Transport secretary Mark Harper has renewed his call to union members to stop the strikes and return to the negotiating table. RMT leader Mick Lynch says his members are striking because the government refuses to pay in line with inflation.

Network Rail, which operates the UK's rail services, warned travellers of "significantly reduced" train services or no services at all in some areas until Sunday. 

 Lynch said, "the government holds the key to this and they're not willing to use it at the moment." 

“All the parties involved know what needs to be done to get a settlement but the government is blocking that settlement and doing nothing about this dispute and that needs to change. So I hope Mark Harper and [Secretary of State for Transport] Huw Merriman can move that forward. We think we are going to get a meeting with them next week, but they seem content for the action to go ahead and have done nothing over the past six or seven weeks to move it forward” added Lynch.

“The strikes are unnecessary. They`re not helping and they don`t motivate us to make an offer that we otherwise wouldn`t. It doesn`t drive us to achieve a different outcome than we would achieve through normal negotiation. And I think it`s really damaging the future prospects of the industry and therefore for our employees” said Tim Shoveller, the chief negotiator for Network Rail.
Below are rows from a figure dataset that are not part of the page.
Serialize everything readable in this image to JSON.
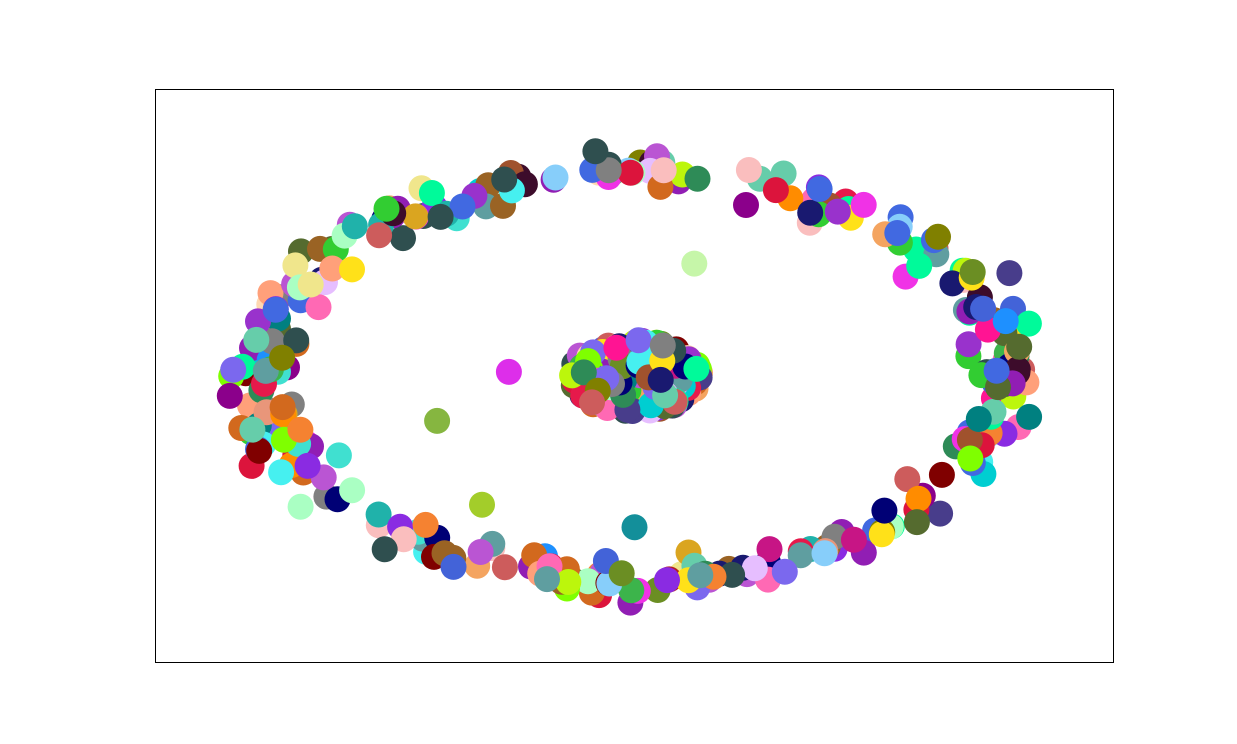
{
  "chart_data": {
    "type": "scatter",
    "title": "",
    "xlabel": "",
    "ylabel": "",
    "xlim": [
      -1.6,
      1.6
    ],
    "ylim": [
      -1.4,
      1.4
    ],
    "axis_ticks": "none",
    "grid": false,
    "legend": "none",
    "clusters": [
      {
        "name": "",
        "shape": "outer-ring",
        "center": [
          0.0,
          0.0
        ],
        "radius_x": 1.25,
        "radius_y": 1.0,
        "count": 320
      },
      {
        "name": "",
        "shape": "inner-blob",
        "center": [
          0.0,
          0.0
        ],
        "radius_x": 0.22,
        "radius_y": 0.18,
        "count": 200
      }
    ],
    "outliers": [
      {
        "x": -0.42,
        "y": 0.02,
        "color": "#dd2eea"
      },
      {
        "x": -0.66,
        "y": -0.22,
        "color": "#86b640"
      },
      {
        "x": -0.51,
        "y": -0.63,
        "color": "#a3cd2a"
      },
      {
        "x": 0.0,
        "y": -0.74,
        "color": "#138f9a"
      },
      {
        "x": 0.2,
        "y": 0.55,
        "color": "#c6f6a9"
      }
    ],
    "point_colors": [
      "#e6194b",
      "#3cb44b",
      "#ffe119",
      "#4363d8",
      "#f58231",
      "#911eb4",
      "#46f0f0",
      "#f032e6",
      "#bcf60c",
      "#fabebe",
      "#008080",
      "#e6beff",
      "#9a6324",
      "#800000",
      "#aaffc3",
      "#808000",
      "#ffd8b1",
      "#000075",
      "#808080",
      "#2f4f4f",
      "#ff1493",
      "#00ced1",
      "#7fff00",
      "#dc143c",
      "#1e90ff",
      "#ff8c00",
      "#8a2be2",
      "#20b2aa",
      "#b22222",
      "#6b8e23",
      "#c71585",
      "#4169e1",
      "#d2691e",
      "#32cd32",
      "#ff69b4",
      "#483d8b",
      "#00fa9a",
      "#daa520",
      "#5f9ea0",
      "#9932cc",
      "#f4a460",
      "#2e8b57",
      "#ba55d3",
      "#cd5c5c",
      "#66cdaa",
      "#191970",
      "#ffa07a",
      "#556b2f",
      "#87cefa",
      "#a0522d",
      "#7b68ee",
      "#3d0c2b",
      "#f0e68c",
      "#e9967a",
      "#40e0d0",
      "#8b008b"
    ]
  }
}
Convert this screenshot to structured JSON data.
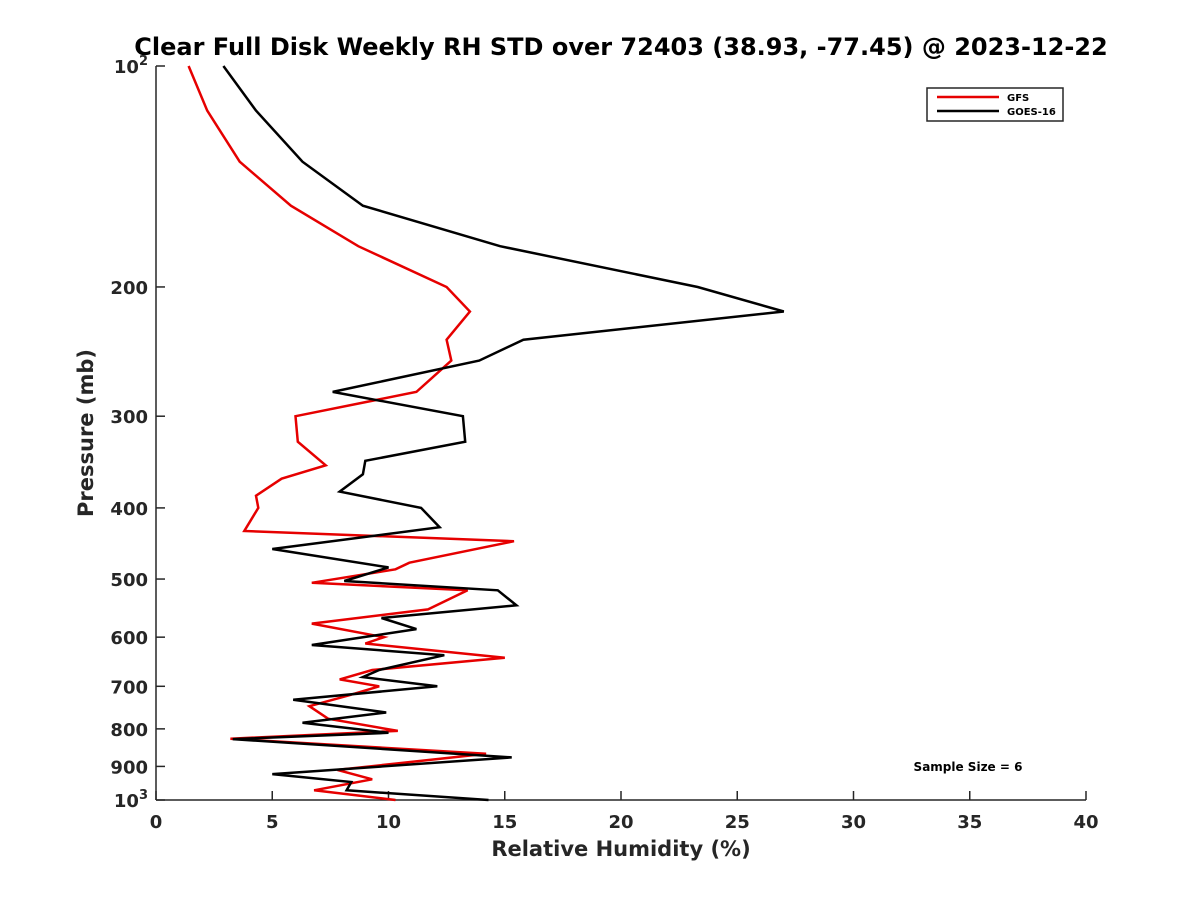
{
  "chart_data": {
    "type": "line",
    "title": "Clear Full Disk Weekly RH STD over 72403 (38.93, -77.45) @ 2023-12-22",
    "xlabel": "Relative Humidity (%)",
    "ylabel": "Pressure (mb)",
    "xlim": [
      0,
      40
    ],
    "ylim": [
      100,
      1000
    ],
    "y_scale": "log",
    "y_reversed": true,
    "grid": false,
    "legend_position": "top-right",
    "x_ticks": [
      {
        "value": 0,
        "label": "0"
      },
      {
        "value": 5,
        "label": "5"
      },
      {
        "value": 10,
        "label": "10"
      },
      {
        "value": 15,
        "label": "15"
      },
      {
        "value": 20,
        "label": "20"
      },
      {
        "value": 25,
        "label": "25"
      },
      {
        "value": 30,
        "label": "30"
      },
      {
        "value": 35,
        "label": "35"
      },
      {
        "value": 40,
        "label": "40"
      }
    ],
    "y_ticks": [
      {
        "value": 100,
        "label": "10",
        "sup": "2"
      },
      {
        "value": 200,
        "label": "200"
      },
      {
        "value": 300,
        "label": "300"
      },
      {
        "value": 400,
        "label": "400"
      },
      {
        "value": 500,
        "label": "500"
      },
      {
        "value": 600,
        "label": "600"
      },
      {
        "value": 700,
        "label": "700"
      },
      {
        "value": 800,
        "label": "800"
      },
      {
        "value": 900,
        "label": "900"
      },
      {
        "value": 1000,
        "label": "10",
        "sup": "3"
      }
    ],
    "annotation": "Sample Size = 6",
    "series": [
      {
        "name": "GFS",
        "color": "#e60000",
        "points": [
          [
            1.4,
            100
          ],
          [
            2.2,
            115
          ],
          [
            3.6,
            135
          ],
          [
            5.8,
            155
          ],
          [
            8.7,
            176
          ],
          [
            12.5,
            200
          ],
          [
            13.5,
            216
          ],
          [
            12.5,
            236
          ],
          [
            12.7,
            252
          ],
          [
            11.2,
            278
          ],
          [
            6.0,
            300
          ],
          [
            6.1,
            325
          ],
          [
            7.3,
            350
          ],
          [
            5.4,
            365
          ],
          [
            4.3,
            385
          ],
          [
            4.4,
            400
          ],
          [
            3.8,
            430
          ],
          [
            15.4,
            444
          ],
          [
            10.9,
            475
          ],
          [
            10.3,
            485
          ],
          [
            6.7,
            506
          ],
          [
            13.4,
            518
          ],
          [
            11.7,
            550
          ],
          [
            6.7,
            575
          ],
          [
            9.8,
            600
          ],
          [
            9.0,
            612
          ],
          [
            15.0,
            640
          ],
          [
            9.3,
            665
          ],
          [
            7.9,
            685
          ],
          [
            9.6,
            700
          ],
          [
            8.3,
            720
          ],
          [
            6.6,
            745
          ],
          [
            7.4,
            775
          ],
          [
            10.4,
            805
          ],
          [
            3.2,
            825
          ],
          [
            14.2,
            865
          ],
          [
            7.8,
            910
          ],
          [
            9.3,
            937
          ],
          [
            6.8,
            970
          ],
          [
            10.3,
            1000
          ]
        ]
      },
      {
        "name": "GOES-16",
        "color": "#000000",
        "points": [
          [
            2.9,
            100
          ],
          [
            4.3,
            115
          ],
          [
            6.3,
            135
          ],
          [
            8.9,
            155
          ],
          [
            14.8,
            176
          ],
          [
            23.3,
            200
          ],
          [
            27.0,
            216
          ],
          [
            15.8,
            236
          ],
          [
            13.9,
            252
          ],
          [
            7.6,
            278
          ],
          [
            13.2,
            300
          ],
          [
            13.3,
            325
          ],
          [
            9.0,
            345
          ],
          [
            8.9,
            360
          ],
          [
            7.9,
            380
          ],
          [
            11.4,
            400
          ],
          [
            12.2,
            425
          ],
          [
            5.0,
            455
          ],
          [
            10.0,
            482
          ],
          [
            8.1,
            503
          ],
          [
            14.7,
            518
          ],
          [
            15.5,
            543
          ],
          [
            9.7,
            565
          ],
          [
            11.2,
            585
          ],
          [
            6.7,
            615
          ],
          [
            12.4,
            635
          ],
          [
            9.6,
            665
          ],
          [
            8.9,
            680
          ],
          [
            12.1,
            700
          ],
          [
            5.9,
            730
          ],
          [
            9.9,
            760
          ],
          [
            6.3,
            785
          ],
          [
            10.0,
            810
          ],
          [
            3.3,
            826
          ],
          [
            15.3,
            875
          ],
          [
            5.0,
            922
          ],
          [
            8.4,
            945
          ],
          [
            8.2,
            970
          ],
          [
            14.3,
            1000
          ]
        ]
      }
    ]
  }
}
But that's not all. Bus drivers, traffic officers, ambulance staff, nurses, driving examiners, civil servants and teachers in Scotland are all launching strike action in January and February.

Nevertheless, Prime Minister Rishi Sunak has pledged to fight calls for inflation-busting rises, insisting the government must stick to more modest increases for public sector workers.

More stoppages are planned for later this year.